The National Gallery’s once-in-a-lifetime El Greco exhibition closes next Sunday, so this week’s picture is one of the star attractions of the show: Laocoon, which was painted by the artist towards the end of life, in the early 1610s. Like last week’s painting of St Lucy by Francesco del Cossa, this work was once owned by the formidable American collector Samuel H. Kress and after the El Greco exhibition closes in London it will return to its permanent home, the National Gallery of Art in Washington.

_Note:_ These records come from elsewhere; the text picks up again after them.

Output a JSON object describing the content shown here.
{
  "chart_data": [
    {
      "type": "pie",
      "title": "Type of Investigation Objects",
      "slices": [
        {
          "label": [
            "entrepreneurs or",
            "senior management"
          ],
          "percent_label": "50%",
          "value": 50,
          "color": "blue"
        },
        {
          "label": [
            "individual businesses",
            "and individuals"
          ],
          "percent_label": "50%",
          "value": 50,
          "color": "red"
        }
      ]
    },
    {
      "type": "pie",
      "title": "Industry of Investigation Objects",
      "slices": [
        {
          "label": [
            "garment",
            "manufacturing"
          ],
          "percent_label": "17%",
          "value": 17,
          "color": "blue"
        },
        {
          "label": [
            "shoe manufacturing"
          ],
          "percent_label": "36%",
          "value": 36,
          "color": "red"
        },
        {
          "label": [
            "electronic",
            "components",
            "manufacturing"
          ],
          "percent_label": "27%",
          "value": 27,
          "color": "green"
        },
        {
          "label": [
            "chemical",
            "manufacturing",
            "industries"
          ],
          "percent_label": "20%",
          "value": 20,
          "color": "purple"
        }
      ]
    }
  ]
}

El Greco drew the subject of his painting from passages describing the fall of Troy in Virgil’s epic poem The Aeneid. Laocoon appears in Virgil’s narrative as a Trojan priest who warned his fellow citizens against accepting the wooden horse offered to them by the Greeks. The Greeks claimed that the horse was an offering to Minerva, whose temple lay within Troy. While the Trojans were debating the offer, Laocoon was suddenly attacked by two huge snakes, who coiled themselves around him and his two sons. All three died in agony. The Trojans interpreted this as a sign of Minerva’s displeasure (when in fact it was the doing of Apollo, who favoured the Greeks in the battle for Troy), so the gates were opened to the wooden horse, and the city fell.
El Greco was born on the island of Crete, where he learned the rudiments of art before leaving to study in Italy and finally settling in the Spanish city of Toledo in the late 1570s. In Rome he saw a famous classical sculpture of the death of Laocoon and his sons, which had only been dug up in 1506, and which clearly stuck in his memory. In El Greco’s painting, which resembles a vision or hallucination, the tightly knit figures of the classical sculpture have been pulled apart. The energies of the snakes that torment Laocoon and his sons have been transferred to their own pallid, writhing bodies. The standing figure on the right, with his strikingly elongated and sinuous legs, shimmering against the dark background, might almost be metamorphosing into a serpent. The snakes’ victims are too wrapped up in their death agonies to exhibit any emotions other than pain and dread.
The figures observing the scene from the right have been variously identified as Paris and Helen, Adam and Eve, Apollo and Artemis. They are ambiguously painted and if there are indeed only two figures, as many historians have assumed, it seems strange that they should have what appear to be five legs between them. It is possible that El Greco never quite finished this part of the painting (which was still in his studio at his death) and remained undecided whether these figures should number two or three. Whoever they are, their function is presumably to alert the viewer that the scene of Laocoon’s death is to be viewed not merely as a scene from a story, but as matter for solemn contemplation.
El Greco has transposed the setting of the story from the plains of Troy to a hillside overlooking his adopted home town of Toledo. It was common practice to project biblical or mythological scenes into the present day but in this case there is probably an allegorical edge to the device. The erudite co-author of the National Gallery’s catalogue, David Davies, argues that El Greco may have intended his audience to see in the figure of Laocoon a mythological archetype of the Christian priest whose warnings go fatally unheeded. The painter may even have had a specific contemporary priest in mind, namely the cleric Bartolome Carranza, who had been consecrated Archbishop of Toledo in 1558, and had preached vigorously against the sins of heresy – which he even invoked, in one of his sermons, by using the distinctly Trojan simile of “a breach in the walls”. But Carranza was regarded with suspicion by some of his fellow Dominicans and was subsequently accused of heresy himself by the Inquisition, who imprisoned him for seventeen years. He died soon after his release, and his supporters – who included some of El Greco’s most prominent patrons and associates came to regard him as a maligned religious hero.
Carranza placed great emphasis on spirituality and believed passionately in the value of inner mental prayer, and ideas such as his seem to have played an important part in the shaping of El Greco’s extraordinary style of painting, marked as it is by forms and figures so attenuated and flame-like they seem like emanations of pure spirit. The artist was extremely devout, particularly in his later years, so perhaps he did intend this picture to symbolize the fate that had befallen one of his mentors. The picture also has the character of a warning, direly prophecying the fate that will befall Toledo unless its citizens listen to the words of spiritual truth. The beady-eyed snakes hiss and bite, calling to mind the serpent in the garden of Eden. Dramatic storm clouds swirl in the sky over the city, like a portent of apocalypse.